Our Country Friends(93)
“You always do, babe. You could use a little mouthwash when we get upstairs.”
“What if I had gone to New Haven? What if I had left you guys? Gotten my PhD? Published? Did a lot of national radio like Sasha? Developed a persona, funny or serious or somewhere in between.”
“Shh,” she said. “Don’t talk about these things. You’ll just tire your poor lungs out.”
“I’m so excited, I can’t breathe.”
“I want you pretty badly, too,” she said. But her eyes were sad and her dimples unfathomable.
“Suj said I could never catch up with you.”
“Suj? Is that your slutty cousin from Connecticut?”
“Just another voice in my head.”
“What do I always say?”
“I think too much. Born at the wrong time. I’ll never catch up, will I?”
“You’re about to put your hands on my breasts and we’ll fuck so slow you’ll forget how to talk.”

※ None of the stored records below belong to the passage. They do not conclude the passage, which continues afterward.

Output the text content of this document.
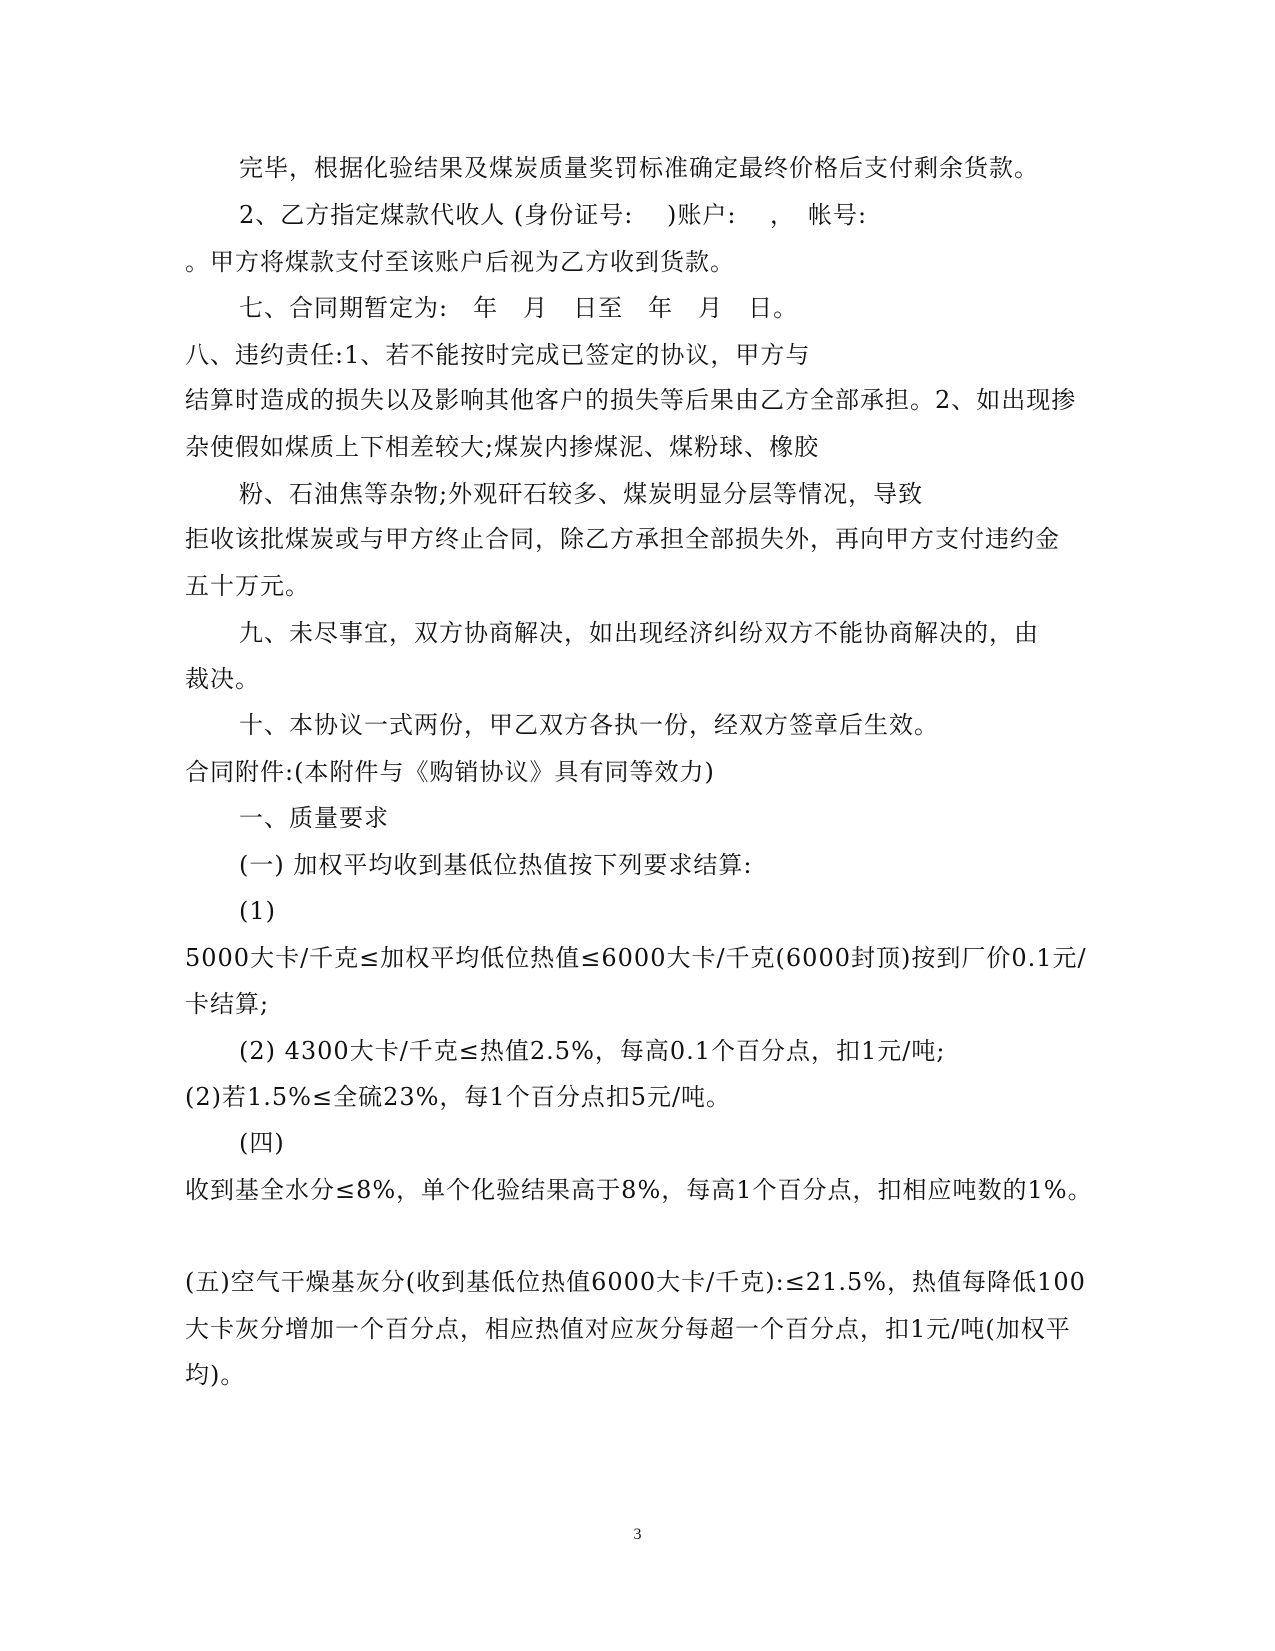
完毕，根据化验结果及煤炭质量奖罚标准确定最终价格后支付剩余货款。
2、乙方指定煤款代收人 (身份证号:　 )账户:　 ，　帐号:
。甲方将煤款支付至该账户后视为乙方收到货款。
七、合同期暂定为:　年　月　日至　年　月　日。
八、违约责任:1、若不能按时完成已签定的协议，甲方与
结算时造成的损失以及影响其他客户的损失等后果由乙方全部承担。2、如出现掺
杂使假如煤质上下相差较大;煤炭内掺煤泥、煤粉球、橡胶
粉、石油焦等杂物;外观矸石较多、煤炭明显分层等情况，导致
拒收该批煤炭或与甲方终止合同，除乙方承担全部损失外，再向甲方支付违约金
五十万元。
九、未尽事宜，双方协商解决，如出现经济纠纷双方不能协商解决的，由
裁决。
十、本协议一式两份，甲乙双方各执一份，经双方签章后生效。
合同附件:(本附件与《购销协议》具有同等效力)
一、质量要求
(一) 加权平均收到基低位热值按下列要求结算:
(1)
5000大卡/千克≤加权平均低位热值≤6000大卡/千克(6000封顶)按到厂价0.1元/
卡结算;
(2) 4300大卡/千克≤热值2.5%，每高0.1个百分点，扣1元/吨;
(2)若1.5%≤全硫23%，每1个百分点扣5元/吨。
(四)
收到基全水分≤8%，单个化验结果高于8%，每高1个百分点，扣相应吨数的1%。
(五)空气干燥基灰分(收到基低位热值6000大卡/千克):≤21.5%，热值每降低100
大卡灰分增加一个百分点，相应热值对应灰分每超一个百分点，扣1元/吨(加权平
均)。
3
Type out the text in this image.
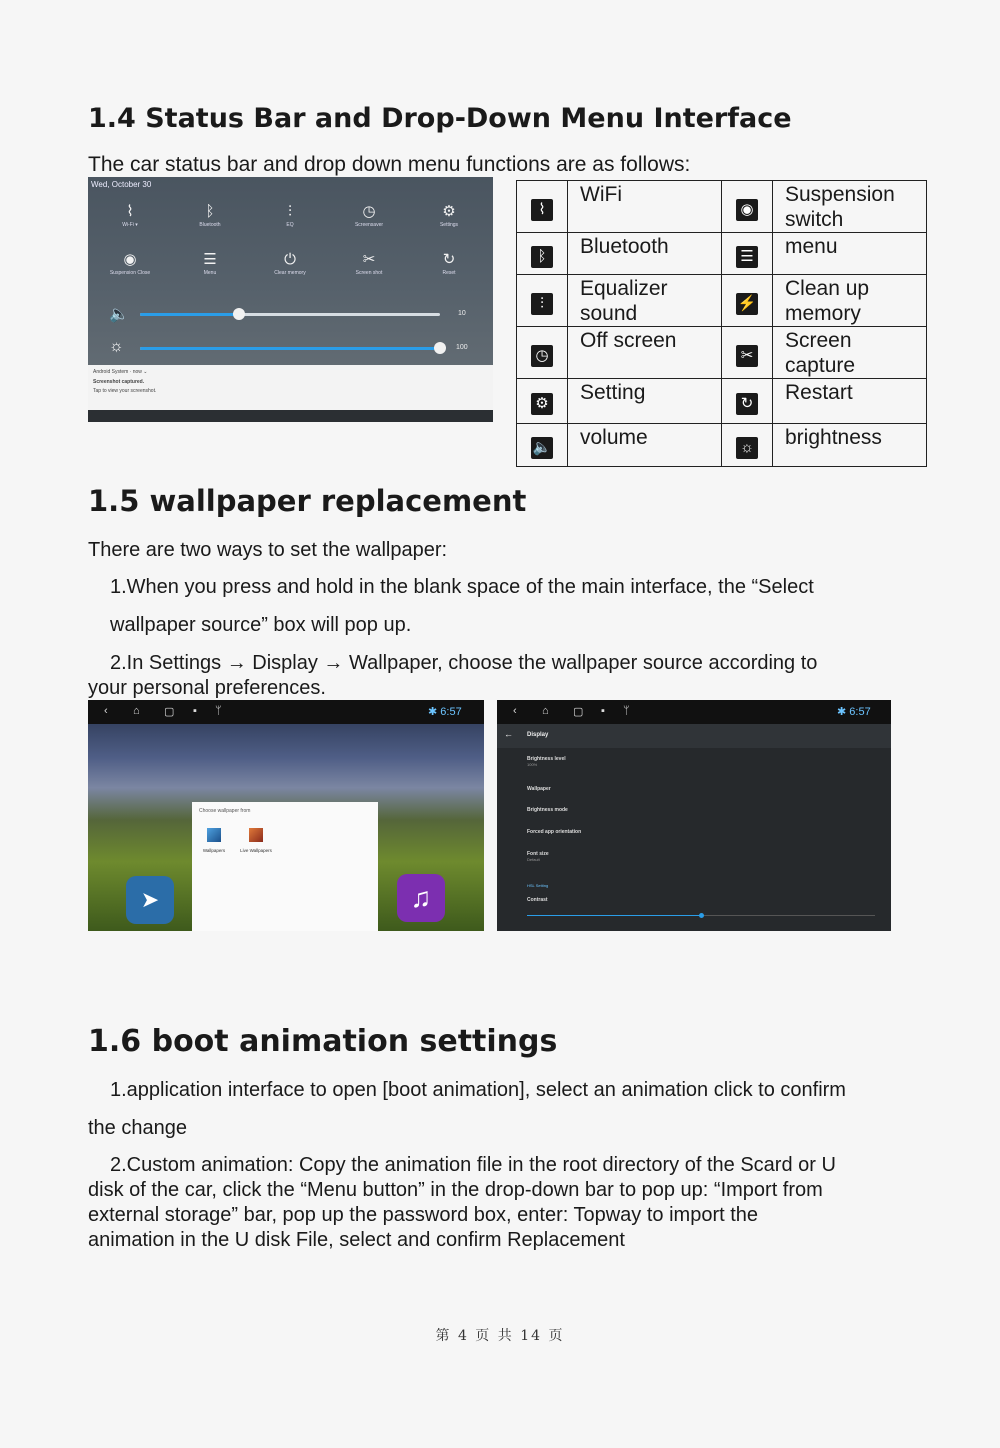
1.4 Status Bar and Drop-Down Menu Interface

The car status bar and drop down menu functions are as follows:

Wed, October 30
⌇
Wi-Fi ▾
ᛒ
Bluetooth
⫶
EQ
◷
Screensaver
⚙
Settings
◉
Suspension Close
☰
Menu
⏻
Clear memory
✂
Screen shot
↻
Reset
🔈	10
☼	100
Android System · now ⌄
Screenshot captured.
Tap to view your screenshot.
⌇	WiFi	◉	Suspension switch
ᛒ	Bluetooth	☰	menu
⫶	Equalizer sound	⚡	Clean up memory
◷	Off screen	✂	Screen capture
⚙	Setting	↻	Restart
🔈	volume	☼	brightness
1.5 wallpaper replacement

There are two ways to set the wallpaper:

1.When you press and hold in the blank space of the main interface, the “Select

wallpaper source” box will pop up.

2.In Settings → Display → Wallpaper, choose the wallpaper source according to

your personal preferences.

‹ ⌂ ▢ ▪ ᛘ	✱ 6:57
➤
Choose wallpaper from
Wallpapers	Live Wallpapers
♫
‹ ⌂ ▢ ▪ ᛘ	✱ 6:57
← Display
Brightness level
100%
Wallpaper
Brightness mode
Forced app orientation
Font size
Default
HSL Setting
Contrast
1.6 boot animation settings

1.application interface to open [boot animation], select an animation click to confirm

the change

2.Custom animation: Copy the animation file in the root directory of the Scard or U

disk of the car, click the “Menu button” in the drop-down bar to pop up: “Import from

external storage” bar, pop up the password box, enter: Topway to import the

animation in the U disk File, select and confirm Replacement

第 4 页 共 14 页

“Oh my God,” he said. Although did Karen ever really say things like that? Even to her tall H-1B visa Irishmen? The stuff about the mouthwash was spot-on, though. He fumbled with the outer door of the tenement, then made his way into the fake-marble lobby. The new elevator was waiting for him. He walked inside the stifling enclosure, horny and dazed. He turned around. She wasn’t there. The elevator’s lightbulb flickered and the temperature around him turned beige, dour, colonial. “Hold the door!” someone was shouting; it wasn’t her. He knew who it was. What if he didn’t hold the door? No, that would be impolite. He always had to hold the door; otherwise he wouldn’t be Vinod Mehta. The large man in the Mets T-shirt slid in with his fawn-like brown eyes and his sensual mouth. It was pointless to retreat, but Vinod did so anyway. His assailant’s sickly sweetness filled the elevator. It sighed and moved off its mooring. Once again, he had forgotten to check for the tube.
* * *
—
He was crawling up the stairs again, and with each step conquered, another would present itself. The noise from the party downstairs had stopped. There were no partygoers running down the stairs either. All he knew were the stairs in front of him and the task they entailed. There was a presence next to his own, and he could feel the thump of its palms against the stairs.
It was Masha. The Masha of 2001. The angular and bright-eyed pre-Senderovsky girl, a bob of auburn hair against a dark, near-Sephardic cast. She looked like the costar of a movie the Actor desperately wanted to be in, a movie the lesser blogs would term “difficult but illuminating.”
“Vinod,” she said, “I’m speaking in Russian.”
It was true. While Vinod had never learned either of his best friends’ languages, there was a Slavic mumble, unhappy at its core, issuing from beautiful young Masha’s mouth. “I understand you!” Vinod said. “I’ve always understood you.”
“Shh, not so loud,” she continued, the sibilants spilling out of her.
“Everyone’s telling me to shh,” Vinod said. “But no one’s helping me.”
“How can we help you?”
“You’re the doctor. What’s your opinion?”
“I’m in my second year at med school.”
“But you must have some opinion.”
“Come with me to New Haven. Get your doctorate. Don’t hang around with these clowns.” The last word sounded like in English: klow-ny.
“But she loves me now. I made it.”
“Wait until you get to the top of the stairs.”
“What’s at the top of the stairs?”
“Uka-uka.”
“That’s not a real word. You sound like Sasha’s dad.”
“Ouch.” Pronounced: aff-chhh.
“Go down to the kitchen, Masha. He’s waiting for you there. He’s going to play it so cool, but the moment he sees you he’ll have it all planned out. He always does. A man with a plan. A canal. Senderovsky. He’ll leave her like the past three years never happened. He’ll forget all the crying he did in her arms when his book was rejected nine times over.”
“I’ve always felt bad about doing that to Suj,” young Masha said. “My original sin.”
“Wasn’t your fault.”
A deep sigh. Now her gray eyes looked faded, like the thrice-bought jeans they were reselling in her homeland at the time.
“A joke on top of a joke on top of a joke,” she said.
“Your life?” he guessed.
“That’s what I signed up for. At least there was money for a while. He was very seductive, at first. With me, with his audience. It didn’t even seem like he was trying. You’d think, Wow, this guy knows what he’s doing.”
“When are the stairs going to run out, Masha? I just want to go upstairs. I just want to fall on a bed and plop down on the cold sheets.”
“I know, honey,” Masha said. She stopped crawling now. Her eyes filled with tears. “I wish you could,” she said.
He stopped crawling and put an arm around her. “O, Mashen’ka,” he said. “Kak mne zhal’ tebya.”
“Don’t,” she said, “Don’t feel sorry for me.” She pointed upward. Beneath her T-shirt, he spotted an untamed tuft of armpit hair. She was on her own wavelength back then, as free as any immigrant of their vintage could be. He followed her still-upturned finger with its implications of a biblical Renaissance painting, da Vinci’s St. John the Baptist with his abundant smile.